• Russia has set up a quarantine facility for evacuees in Tyumen, Siberia
  • Russia has repatriated about 144 people from Wuhan thus far
  • Russia has closed most transport links with China

Almost 80 Russian citizens who were airlifted from coronavirus-stricken Wuhan, China arrived in Tyumen, Siberia on Wednesday where they will spend the next two weeks under quarantine.

The defense ministry noted that no infections were detected among this first batch of evacuees – however, under law they must be held for observation at the Tyumen facility.

Another military plane carrying about 70 other people from China’s Hubei province was expected to land in Tyumen later on Wednesday.

Anna Popova, Russia’s chief medical officer, said all arrivals from Hubei will be quarantined in a camp about 19 miles outside Tyumen, a city of 800,000 people and the center of Russia’s oil industry.

An official from a government consumer protection group said the Siberian medical facilities will be protected by fencing and patrolled by the Russian National Guard.

“People will live in their own rooms, without leaving them. All measures are necessary for biological safety,” said Svetlana Popova, a doctor at the Federal Service for the Oversight of Consumer Protection and Welfare. “Everything will be done according to the rules.”

Deputy Prime Minister Tatiana Golikova estimated there were more than 600 Russians in Hubei province, suggesting the majority have yet to be evacuated.

Russia has already closed much of its 2,670-mile land border with China, but last week reported its first two cases of coronavirus in Siberia. Both cases were Chinese citizens.

Moscow has taken other steps to prevent the further spread of the virus into its lands, by restricting border crossings and halting direct passenger trains and most commercial flights to and from China.

The Russian government has also empowered local authorities to deport any foreigners infected with the virus.

“This will allow us to deport foreign citizens if they are found to have such a disease, and to introduce special restrictive measures, including isolation or quarantine,” said Russian Prime Minister Mikhail Mishustin.

He added that Russia has “all the necessary medications, protective means to counter the coronavirus spread.”

The virus has now killed almost 500 people and infected more than 24,000 others, virtually all of them in mainland China.

“We are preparing ourselves for a possible [extensive] spread of the infection,” said Deputy Health Minister Sergei Krayevoy.

As of Tuesday, Russia’s national Aeroflot airline was the only carrier operating routes between Moscow and Beijing, Shanghai, Guangzhou and Hong Kong. Flights are restricted to just one terminal in Moscow’s Sheremetyevo airport, thereby making it easier to monitor people for virus symptoms.

Meduza, a Russian newspaper, said it spoke to a Russian woman from Rostov-on-Don who was evacuated from Wuhan.

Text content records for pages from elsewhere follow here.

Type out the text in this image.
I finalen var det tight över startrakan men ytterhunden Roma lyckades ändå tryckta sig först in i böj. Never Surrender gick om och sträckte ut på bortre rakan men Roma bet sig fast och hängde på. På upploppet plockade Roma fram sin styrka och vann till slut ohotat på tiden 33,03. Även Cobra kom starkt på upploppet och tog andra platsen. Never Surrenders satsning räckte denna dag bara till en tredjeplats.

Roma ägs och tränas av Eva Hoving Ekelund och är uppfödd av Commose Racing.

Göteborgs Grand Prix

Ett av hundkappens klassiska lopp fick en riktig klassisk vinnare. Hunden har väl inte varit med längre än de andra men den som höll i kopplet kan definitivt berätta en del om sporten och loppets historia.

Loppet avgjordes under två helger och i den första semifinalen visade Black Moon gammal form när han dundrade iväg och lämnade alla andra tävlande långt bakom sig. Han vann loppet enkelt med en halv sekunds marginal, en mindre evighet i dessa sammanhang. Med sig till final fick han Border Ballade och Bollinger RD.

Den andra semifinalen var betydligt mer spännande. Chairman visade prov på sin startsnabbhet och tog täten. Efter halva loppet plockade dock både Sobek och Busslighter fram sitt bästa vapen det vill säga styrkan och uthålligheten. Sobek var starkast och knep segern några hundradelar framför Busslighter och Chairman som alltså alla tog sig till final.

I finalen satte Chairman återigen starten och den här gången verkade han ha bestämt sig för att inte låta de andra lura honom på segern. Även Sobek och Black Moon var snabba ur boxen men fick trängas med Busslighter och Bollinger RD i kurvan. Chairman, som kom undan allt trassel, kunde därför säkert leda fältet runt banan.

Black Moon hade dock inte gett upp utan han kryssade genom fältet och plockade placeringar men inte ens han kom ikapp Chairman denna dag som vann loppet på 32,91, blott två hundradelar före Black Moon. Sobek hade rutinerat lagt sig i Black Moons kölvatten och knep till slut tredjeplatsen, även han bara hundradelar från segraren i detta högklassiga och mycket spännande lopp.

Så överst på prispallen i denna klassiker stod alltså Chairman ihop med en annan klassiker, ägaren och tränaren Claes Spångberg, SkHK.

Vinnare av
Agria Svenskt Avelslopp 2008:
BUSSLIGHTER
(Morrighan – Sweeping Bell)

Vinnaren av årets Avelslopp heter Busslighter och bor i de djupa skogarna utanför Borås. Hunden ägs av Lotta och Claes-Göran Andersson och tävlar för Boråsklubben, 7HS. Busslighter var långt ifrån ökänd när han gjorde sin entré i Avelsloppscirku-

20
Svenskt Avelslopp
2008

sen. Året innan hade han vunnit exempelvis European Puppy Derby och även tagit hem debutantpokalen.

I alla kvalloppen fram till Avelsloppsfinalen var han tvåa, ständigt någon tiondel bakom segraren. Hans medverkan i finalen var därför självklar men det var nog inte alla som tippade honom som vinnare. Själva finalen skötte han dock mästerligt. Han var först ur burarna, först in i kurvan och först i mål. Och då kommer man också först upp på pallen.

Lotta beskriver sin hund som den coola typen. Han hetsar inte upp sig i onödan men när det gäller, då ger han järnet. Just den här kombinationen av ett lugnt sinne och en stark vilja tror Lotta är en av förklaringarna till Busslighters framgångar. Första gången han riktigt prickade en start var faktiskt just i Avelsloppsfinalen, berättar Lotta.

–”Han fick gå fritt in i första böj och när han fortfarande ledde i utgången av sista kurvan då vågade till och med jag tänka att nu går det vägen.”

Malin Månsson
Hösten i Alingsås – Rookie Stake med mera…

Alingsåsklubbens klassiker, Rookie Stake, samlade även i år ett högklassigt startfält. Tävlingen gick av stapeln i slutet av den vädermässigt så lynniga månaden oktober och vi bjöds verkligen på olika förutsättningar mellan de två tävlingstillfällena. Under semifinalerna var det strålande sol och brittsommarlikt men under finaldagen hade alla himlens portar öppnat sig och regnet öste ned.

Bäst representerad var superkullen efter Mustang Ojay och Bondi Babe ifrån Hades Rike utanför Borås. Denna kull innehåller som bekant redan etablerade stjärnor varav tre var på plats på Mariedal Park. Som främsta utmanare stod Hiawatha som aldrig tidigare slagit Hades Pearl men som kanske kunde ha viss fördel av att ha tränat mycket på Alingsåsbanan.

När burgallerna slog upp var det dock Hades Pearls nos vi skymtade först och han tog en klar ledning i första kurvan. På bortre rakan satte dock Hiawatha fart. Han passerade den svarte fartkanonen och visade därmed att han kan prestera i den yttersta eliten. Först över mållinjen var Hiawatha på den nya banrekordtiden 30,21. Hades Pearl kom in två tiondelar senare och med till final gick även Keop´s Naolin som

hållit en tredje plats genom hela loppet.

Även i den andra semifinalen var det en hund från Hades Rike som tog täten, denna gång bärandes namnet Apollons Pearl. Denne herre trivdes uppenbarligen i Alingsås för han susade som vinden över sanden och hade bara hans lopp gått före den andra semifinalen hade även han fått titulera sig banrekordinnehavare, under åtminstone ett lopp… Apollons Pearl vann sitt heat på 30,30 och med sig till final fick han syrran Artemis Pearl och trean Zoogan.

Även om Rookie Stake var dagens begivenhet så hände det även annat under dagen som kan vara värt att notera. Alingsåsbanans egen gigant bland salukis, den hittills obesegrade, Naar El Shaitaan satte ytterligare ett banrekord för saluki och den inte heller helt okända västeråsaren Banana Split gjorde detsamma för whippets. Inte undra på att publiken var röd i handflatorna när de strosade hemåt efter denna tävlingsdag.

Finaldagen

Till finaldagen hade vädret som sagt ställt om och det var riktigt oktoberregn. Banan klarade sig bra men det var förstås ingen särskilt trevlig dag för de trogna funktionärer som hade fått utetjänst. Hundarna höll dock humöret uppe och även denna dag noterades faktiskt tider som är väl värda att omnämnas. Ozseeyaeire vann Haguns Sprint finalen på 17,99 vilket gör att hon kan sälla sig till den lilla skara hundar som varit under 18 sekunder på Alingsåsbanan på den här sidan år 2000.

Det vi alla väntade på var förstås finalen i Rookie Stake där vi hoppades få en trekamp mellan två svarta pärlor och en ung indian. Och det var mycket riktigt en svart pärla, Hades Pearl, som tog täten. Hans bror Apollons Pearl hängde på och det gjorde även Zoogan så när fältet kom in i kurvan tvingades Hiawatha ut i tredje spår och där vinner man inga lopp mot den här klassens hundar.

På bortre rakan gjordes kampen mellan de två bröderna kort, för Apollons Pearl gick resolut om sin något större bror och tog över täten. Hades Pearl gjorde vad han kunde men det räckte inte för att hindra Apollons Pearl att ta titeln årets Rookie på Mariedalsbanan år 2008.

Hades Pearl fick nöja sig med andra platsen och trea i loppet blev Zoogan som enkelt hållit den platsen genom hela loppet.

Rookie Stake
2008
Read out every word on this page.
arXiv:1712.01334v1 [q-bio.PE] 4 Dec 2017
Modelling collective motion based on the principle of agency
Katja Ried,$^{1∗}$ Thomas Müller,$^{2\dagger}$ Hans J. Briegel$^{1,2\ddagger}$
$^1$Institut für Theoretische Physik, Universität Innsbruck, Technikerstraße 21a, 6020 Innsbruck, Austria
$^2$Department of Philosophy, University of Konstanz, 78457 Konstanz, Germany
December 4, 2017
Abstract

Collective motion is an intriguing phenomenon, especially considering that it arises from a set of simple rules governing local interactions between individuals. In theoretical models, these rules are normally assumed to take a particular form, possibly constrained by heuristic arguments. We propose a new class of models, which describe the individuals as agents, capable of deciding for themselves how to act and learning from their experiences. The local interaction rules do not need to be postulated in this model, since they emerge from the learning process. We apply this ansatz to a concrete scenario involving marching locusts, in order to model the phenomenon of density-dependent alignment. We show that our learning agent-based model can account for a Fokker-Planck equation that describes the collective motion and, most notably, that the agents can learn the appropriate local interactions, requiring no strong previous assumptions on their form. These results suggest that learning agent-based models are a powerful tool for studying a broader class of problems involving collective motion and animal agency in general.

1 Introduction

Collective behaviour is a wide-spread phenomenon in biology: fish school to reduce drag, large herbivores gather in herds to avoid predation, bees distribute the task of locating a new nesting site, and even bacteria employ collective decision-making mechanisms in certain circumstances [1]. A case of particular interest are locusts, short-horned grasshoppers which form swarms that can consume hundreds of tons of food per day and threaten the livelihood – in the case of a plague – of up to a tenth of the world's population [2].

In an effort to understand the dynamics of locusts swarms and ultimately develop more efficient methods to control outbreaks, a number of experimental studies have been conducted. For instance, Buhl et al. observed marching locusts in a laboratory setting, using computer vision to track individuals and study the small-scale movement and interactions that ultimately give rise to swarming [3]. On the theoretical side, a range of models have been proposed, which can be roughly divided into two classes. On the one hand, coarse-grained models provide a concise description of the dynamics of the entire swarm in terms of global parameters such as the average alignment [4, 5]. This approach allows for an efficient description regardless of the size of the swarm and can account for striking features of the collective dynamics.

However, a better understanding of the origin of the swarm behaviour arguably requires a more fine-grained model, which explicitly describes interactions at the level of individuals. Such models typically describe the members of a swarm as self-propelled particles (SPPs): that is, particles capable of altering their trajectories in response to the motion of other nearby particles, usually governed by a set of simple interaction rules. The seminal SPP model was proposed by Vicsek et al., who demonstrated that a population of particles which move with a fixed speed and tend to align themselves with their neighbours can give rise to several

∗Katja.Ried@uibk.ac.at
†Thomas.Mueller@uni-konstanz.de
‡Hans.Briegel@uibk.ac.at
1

“I went to Wuhan for the New Year’s holidays to visit friends,” the unnamed woman said. “They’re local Chinese nationals. I was there from Dec. 30 to Feb. 4. On the night of New Year’s Eve, Dec. 31, I got news from Chinese friends that some virus had appeared in Wuhan and that it wasn’t very safe there. But nobody gave it much thought.”

Weeks later as the virus worsened and Wuhan came under lockdown, the woman contacted the nearest Russian Embassy and were told she and her fellow Russians would be evacuated.

“Nobody knew until the last moment that we were going to Tyumen,” she said. “Talk was about somewhere outside Moscow. But the quarantine doesn’t bother me. I wouldn’t want to endanger other people.“

As for the Tyumen facility, she told Meduza: “We’ve been given everything we need, but we can’t leave our rooms for 14 days straight. We’re not allowed to come into contact with anyone, otherwise, the 14-day quarantine clock restarts. There are two or three people to a room. Different [types of people] were in the evacuation. We’re talking tourists and students and people there on work visas. There’s not much to do with all the spare time, but I’m keeping busy. I’m studying as a linguist, so I’ll spend the 14 days on language study.”

She added: “I’m from Rostov-on-Don and it’s not yet clear if they’ll help me get home after the quarantine. But I’m in touch with my family. They’re worried, of course, but we’ve been comforting each other the whole time. We’ve tried to treat the situation like the plot of a movie or a game.”

Rostov-on-Don is located about 1,600 miles southwest of Tyumen.